As for the INDAL case, design patent infringement cases are usually under the jurisdiction in intermediate courts due to the small appealed amount. But it needs to be decided whether to bring the case under the intermediate court in Ningbo City (the manufacturer is located) or Guangzhou City (the exhibition is located). Relatively speaking, the plaintiff felt more confident to bring the lawsuit in Guangzhou. Please be noted that the courts have jurisdiction over the design patent infringement cases shall not include courts where the offer for sale occurs. If there is only exhibition but no sales of infringed products on the exhibition, INDAL can not sue against Company A in Guangzhou.
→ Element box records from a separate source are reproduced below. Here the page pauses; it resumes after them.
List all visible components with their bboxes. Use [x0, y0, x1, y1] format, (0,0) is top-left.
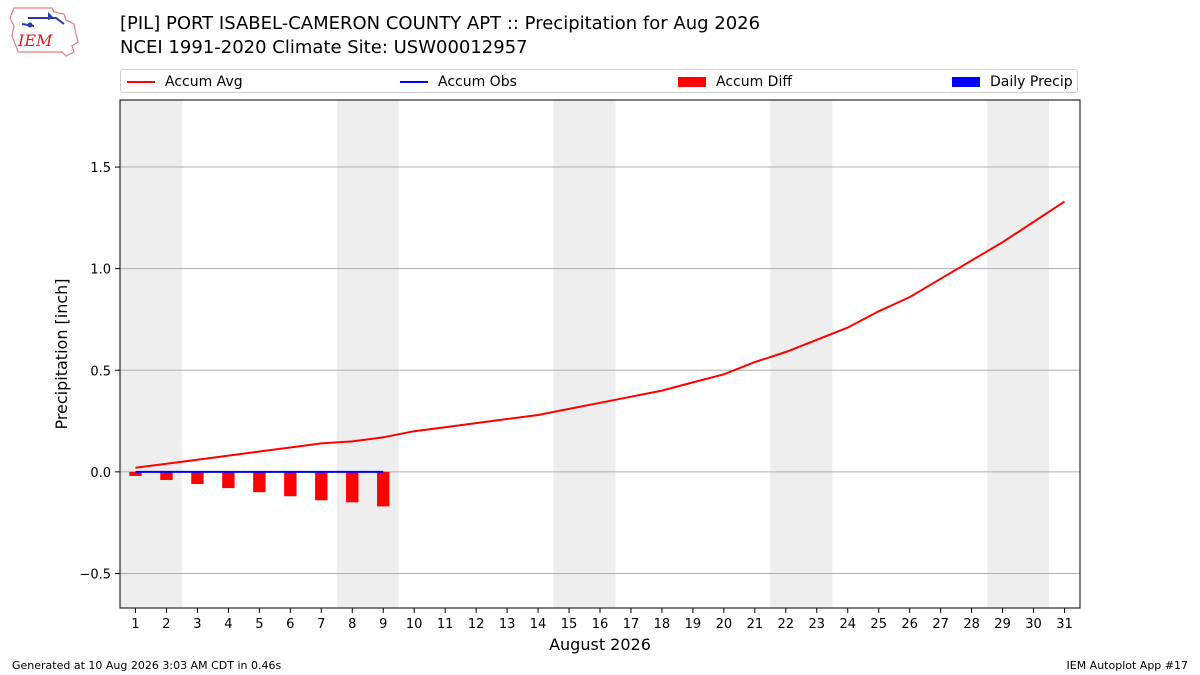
accum-diff-bar	[346, 471, 359, 503]
legend-label-daily-precip: Daily Precip	[990, 74, 1073, 90]
y-axis-label: Precipitation [inch]	[52, 278, 71, 429]
weekend-band	[120, 100, 182, 608]
accum-diff-bar	[377, 471, 390, 507]
accum-avg-line	[135, 200, 1066, 469]
x-tick-label: 22	[778, 617, 795, 632]
series-lines	[135, 200, 1066, 473]
x-tick-label: 21	[747, 617, 764, 632]
gridlines	[120, 166, 1080, 574]
legend-label-accum-obs: Accum Obs	[438, 74, 517, 90]
x-tick-label: 16	[592, 617, 609, 632]
x-tick-label: 31	[1056, 617, 1073, 632]
y-tick-label: 0.5	[90, 364, 111, 379]
x-tick-label: 9	[379, 617, 387, 632]
x-tick-label: 18	[654, 617, 671, 632]
legend-swatch-accum-diff	[678, 77, 706, 87]
chart-title: [PIL] PORT ISABEL-CAMERON COUNTY APT :: …	[120, 13, 761, 34]
legend-item-accum-diff: Accum Diff	[678, 70, 792, 94]
x-tick-label: 20	[716, 617, 733, 632]
weekend-bands	[120, 100, 1050, 608]
x-tick-label: 15	[561, 617, 578, 632]
chart-subtitle: NCEI 1991-2020 Climate Site: USW00012957	[120, 37, 528, 58]
weekend-band	[553, 100, 616, 608]
x-tick-label: 17	[623, 617, 640, 632]
x-tick-label: 2	[162, 617, 170, 632]
x-tick-label: 5	[255, 617, 263, 632]
y-tick-label: 0.0	[90, 466, 111, 481]
x-axis: 1 2 3 4 5 6 7 8 9 10 11 12 13 14 15 16 17 18 19 20 21 22 23 24 2…	[131, 608, 1073, 632]
footer-app: IEM Autoplot App #17	[1066, 659, 1189, 672]
legend-item-accum-avg: Accum Avg	[127, 70, 243, 94]
x-tick-label: 4	[224, 617, 232, 632]
legend-item-daily-precip: Daily Precip	[952, 70, 1073, 94]
x-tick-label: 19	[685, 617, 702, 632]
x-tick-label: 7	[317, 617, 325, 632]
x-tick-label: 6	[286, 617, 294, 632]
x-tick-label: 14	[530, 617, 547, 632]
x-tick-label: 28	[963, 617, 980, 632]
legend-swatch-daily-precip	[952, 77, 980, 87]
x-tick-label: 29	[994, 617, 1011, 632]
footer-generated: Generated at 10 Aug 2026 3:03 AM CDT in …	[12, 659, 282, 672]
x-axis-label: August 2026	[549, 635, 651, 654]
iem-logo: IEM	[9, 7, 79, 57]
accum-diff-bar	[315, 471, 328, 501]
legend: Accum Avg Accum Obs Accum Diff Daily Pre…	[120, 69, 1078, 93]
legend-item-accum-obs: Accum Obs	[400, 70, 517, 94]
legend-label-accum-avg: Accum Avg	[165, 74, 243, 90]
logo-text: IEM	[17, 31, 53, 50]
legend-label-accum-diff: Accum Diff	[716, 74, 793, 90]
x-tick-label: 25	[870, 617, 887, 632]
y-tick-label: 1.0	[90, 263, 111, 278]
accum-diff-bar	[284, 471, 297, 497]
x-tick-label: 27	[932, 617, 949, 632]
accum-diff-bars	[129, 471, 390, 507]
x-tick-label: 30	[1025, 617, 1042, 632]
x-tick-label: 23	[809, 617, 826, 632]
weekend-band	[987, 100, 1050, 608]
x-tick-label: 3	[193, 617, 201, 632]
accum-diff-bar	[160, 471, 173, 480]
x-tick-label: 10	[406, 617, 423, 632]
accum-diff-bar	[222, 471, 235, 489]
y-tick-label: −0.5	[79, 567, 111, 582]
y-axis: −0.5 0.0 0.5 1.0 1.5	[79, 161, 120, 582]
x-tick-label: 11	[437, 617, 454, 632]
accum-diff-bar	[253, 471, 266, 493]
x-tick-label: 24	[839, 617, 856, 632]
accum-diff-bar	[129, 471, 142, 476]
x-tick-label: 13	[499, 617, 516, 632]
x-tick-label: 1	[131, 617, 139, 632]
legend-swatch-accum-avg	[127, 81, 155, 83]
y-tick-label: 1.5	[90, 161, 111, 176]
accum-diff-bar	[191, 471, 204, 485]
x-tick-label: 26	[901, 617, 918, 632]
legend-swatch-accum-obs	[400, 81, 428, 83]
weekend-band	[336, 100, 399, 608]
x-tick-label: 8	[348, 617, 356, 632]
x-tick-label: 12	[468, 617, 485, 632]
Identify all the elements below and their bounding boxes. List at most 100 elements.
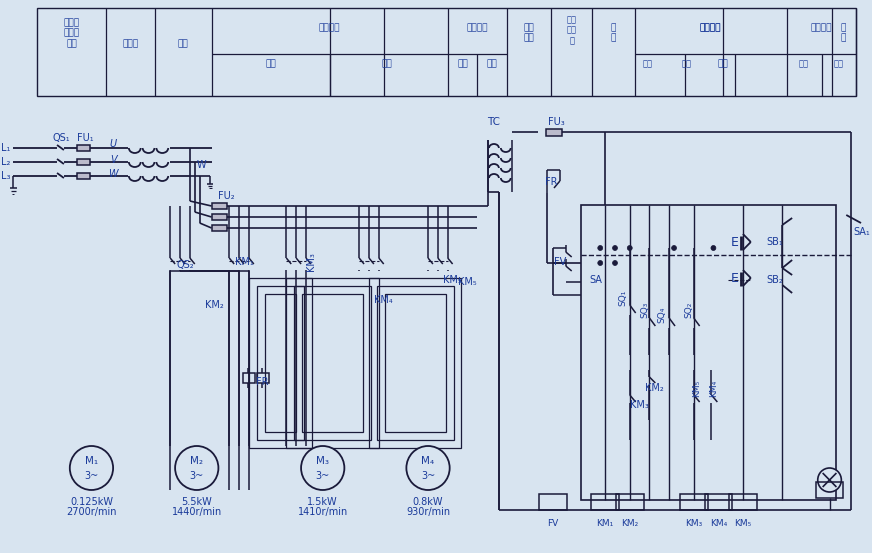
Text: 控制
电源: 控制 电源 xyxy=(523,23,534,43)
Text: 下降: 下降 xyxy=(718,60,729,69)
Text: 松开: 松开 xyxy=(457,60,468,69)
Bar xyxy=(212,214,227,220)
Text: 立柱夹紧: 立柱夹紧 xyxy=(811,23,833,33)
Bar xyxy=(680,494,707,510)
Text: KM₅: KM₅ xyxy=(692,379,701,397)
Text: SB₂: SB₂ xyxy=(766,275,783,285)
Circle shape xyxy=(70,446,113,490)
Text: 3~: 3~ xyxy=(189,471,204,481)
Text: 制动: 制动 xyxy=(682,60,691,69)
Text: 主轴: 主轴 xyxy=(178,39,188,49)
Bar xyxy=(256,286,304,440)
Text: KM₂: KM₂ xyxy=(205,300,224,310)
Text: L₂: L₂ xyxy=(2,157,10,167)
Text: E: E xyxy=(731,272,739,284)
Text: FU₂: FU₂ xyxy=(218,191,235,201)
Circle shape xyxy=(598,260,603,265)
Text: 下降: 下降 xyxy=(381,60,392,69)
Text: 上升: 上升 xyxy=(643,60,652,69)
Text: 1.5kW: 1.5kW xyxy=(308,497,338,507)
Text: 照
明: 照 明 xyxy=(841,23,846,43)
Text: KM₁: KM₁ xyxy=(235,257,254,267)
Text: 0.125kW: 0.125kW xyxy=(70,497,113,507)
Bar xyxy=(212,203,227,209)
Text: KM₃: KM₃ xyxy=(630,400,649,410)
Text: FU₃: FU₃ xyxy=(548,117,564,127)
Text: 夹紧: 夹紧 xyxy=(834,60,843,69)
Bar xyxy=(265,294,296,432)
Text: 总开头
及电源
保护: 总开头 及电源 保护 xyxy=(64,18,80,48)
Bar xyxy=(294,286,371,440)
Text: 冷却泵: 冷却泵 xyxy=(123,39,139,49)
Text: V: V xyxy=(110,155,117,165)
Text: 1440r/min: 1440r/min xyxy=(172,507,221,517)
Circle shape xyxy=(301,446,344,490)
Text: SQ₃: SQ₃ xyxy=(640,302,649,318)
Text: 夹紧: 夹紧 xyxy=(487,60,497,69)
Text: 保护
失电
压: 保护 失电 压 xyxy=(567,15,576,45)
Circle shape xyxy=(612,246,617,251)
Bar xyxy=(816,482,843,498)
Text: 1410r/min: 1410r/min xyxy=(297,507,348,517)
Circle shape xyxy=(175,446,218,490)
Circle shape xyxy=(406,446,450,490)
Text: W: W xyxy=(197,160,207,170)
Circle shape xyxy=(612,260,617,265)
Text: L₁: L₁ xyxy=(2,143,10,153)
Text: KM₂: KM₂ xyxy=(645,383,664,393)
Circle shape xyxy=(598,246,603,251)
Text: QS₂: QS₂ xyxy=(176,260,194,270)
Text: KM₂: KM₂ xyxy=(621,519,638,529)
Bar xyxy=(212,225,227,231)
Text: 摇臂升降: 摇臂升降 xyxy=(699,23,721,33)
Bar xyxy=(539,494,567,510)
Text: SQ₂: SQ₂ xyxy=(685,302,693,318)
Bar xyxy=(616,494,644,510)
Bar xyxy=(729,494,757,510)
Text: KM₁: KM₁ xyxy=(596,519,614,529)
Text: W: W xyxy=(108,169,118,179)
Text: KM₅: KM₅ xyxy=(734,519,752,529)
Text: 0.8kW: 0.8kW xyxy=(412,497,443,507)
Bar xyxy=(78,159,90,165)
Bar xyxy=(705,494,732,510)
Text: FV: FV xyxy=(548,519,559,529)
Text: M₃: M₃ xyxy=(317,456,330,466)
Text: SQ₁: SQ₁ xyxy=(618,290,627,306)
Text: KM₄: KM₄ xyxy=(710,519,727,529)
Text: U: U xyxy=(110,139,117,149)
Text: FR: FR xyxy=(545,177,557,187)
Text: 3~: 3~ xyxy=(421,471,435,481)
Text: M₁: M₁ xyxy=(85,456,98,466)
Bar xyxy=(581,205,836,500)
Text: QS₁: QS₁ xyxy=(52,133,70,143)
Text: E: E xyxy=(731,236,739,248)
Text: M₄: M₄ xyxy=(421,456,434,466)
Bar xyxy=(78,173,90,179)
Text: KM₄: KM₄ xyxy=(709,379,718,397)
Text: KM₄: KM₄ xyxy=(374,295,393,305)
Text: SA₁: SA₁ xyxy=(853,227,870,237)
Bar xyxy=(286,278,378,448)
Bar xyxy=(546,128,562,135)
Text: 立柱夹紧: 立柱夹紧 xyxy=(467,23,488,33)
Text: 930r/min: 930r/min xyxy=(406,507,450,517)
Text: 摇臂升降: 摇臂升降 xyxy=(699,23,721,33)
Bar xyxy=(377,286,453,440)
Bar xyxy=(78,145,90,151)
Text: KM₅: KM₅ xyxy=(458,277,477,287)
Text: SA: SA xyxy=(589,275,602,285)
Bar xyxy=(243,373,255,383)
Text: KM₃: KM₃ xyxy=(306,253,316,272)
Text: 松开: 松开 xyxy=(799,60,809,69)
Bar xyxy=(256,373,269,383)
Text: 摇臂升降: 摇臂升降 xyxy=(319,23,340,33)
Text: 上升: 上升 xyxy=(265,60,276,69)
Text: M₂: M₂ xyxy=(190,456,203,466)
Text: 主
轴: 主 轴 xyxy=(610,23,616,43)
Circle shape xyxy=(711,246,716,251)
Text: 3~: 3~ xyxy=(85,471,99,481)
Text: 5.5kW: 5.5kW xyxy=(181,497,212,507)
Text: 3~: 3~ xyxy=(316,471,330,481)
Text: KM₅: KM₅ xyxy=(443,275,462,285)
That is a big difference between design patent and utility model or invention patents.

6. The overlap of patent litigation and patent invalidation

After the plaintiff initiates a patent litigation, the defendant will usually apply for the invalidation of the patent, which is a common tactic for defense. The validity of a patent must first be heard by the Patent Reexamination Board. If not satisfied with the first verdict from the Patent Reexamination Board, a lawsuit can be brought to the Beijing First Intermediate Court as the first instance court and then Beijing Highest Court as the appellate court. The local courts hearing the infringement issues will suspend the litigation after the defendant files the invalidation application and await the final verdict for the validity of the patent. It takes about 1-2 years to finish the procedure of patent invalidation. That is the reason why the whole litigation procedure is always dragged. In order to avoid such delay, when representing the plaintiffs, we always advise our clients to adopt the Property Preservation. If its bank account is frozen, the defendant will hesitate to delay the procedure. In the INDAL case, Company A applied for the patent invalidation after being sued. Fortunately, the Patent Reexamination Board issued a verdict to maintain the validity of the patent in six months and Company A failed to appeal.

7. The compensation for losses

The final compensation to be issued by courts in IP litigation shall be calculated according to the losses suffered by the plaintiff or the benefits gained by the defendant pursuant to Chinese laws. If the actual amount can not be ascertained, the judge has the authority to rule damages up to 1 million RMB from case to case on the basis of the specific circumstance, which is called the statutory damages. Nowadays, the damages of most cases are not high enough because it is difficult to produce evidence for the losses and the statutory damages are always applied. For example, in a design patent infringement case, if the plaintiff can not produce evidences of the sales volume, the sale price and the gained profits from the sales of the counterfeit products, Guangzhou Intermediate Court usually rules the damages to 80,000 to 100,000. Though the damage is not very high, the court can render a judgment that the defendant must stop the infringement. Of course, there have always been some exceptions. For example, in Shanghai Panati Wine Company vs. Castel Freres SAS, the damages for trademark infringement are as high as 33.73 million. That’s because the plaintiff had obtained evidence regarding sales of products from the Customs and calculated the losses according to the average profit margin of the same industry. Hence, it is very important to obtain the Customs statistics on import and export if such record is available.

To summarize, there is no discovery process in Chinese civil litigation which is totally different with the common law system. Therefore, the plaintiff and its attorneys shall produce all evidences at the beginning, such as the origin of rights, the acts of infringement and the losses suffered. Compared to the defendant, the work of the plaintiff’s attorneys will be much harder and they need to do more work. In a word, IP litigation is really complicated in China and professional attorneys are always required to be involved into the whole strategic planning and tactics arrangement for the litigation. Without such involvement, there will never be an ideal outcome.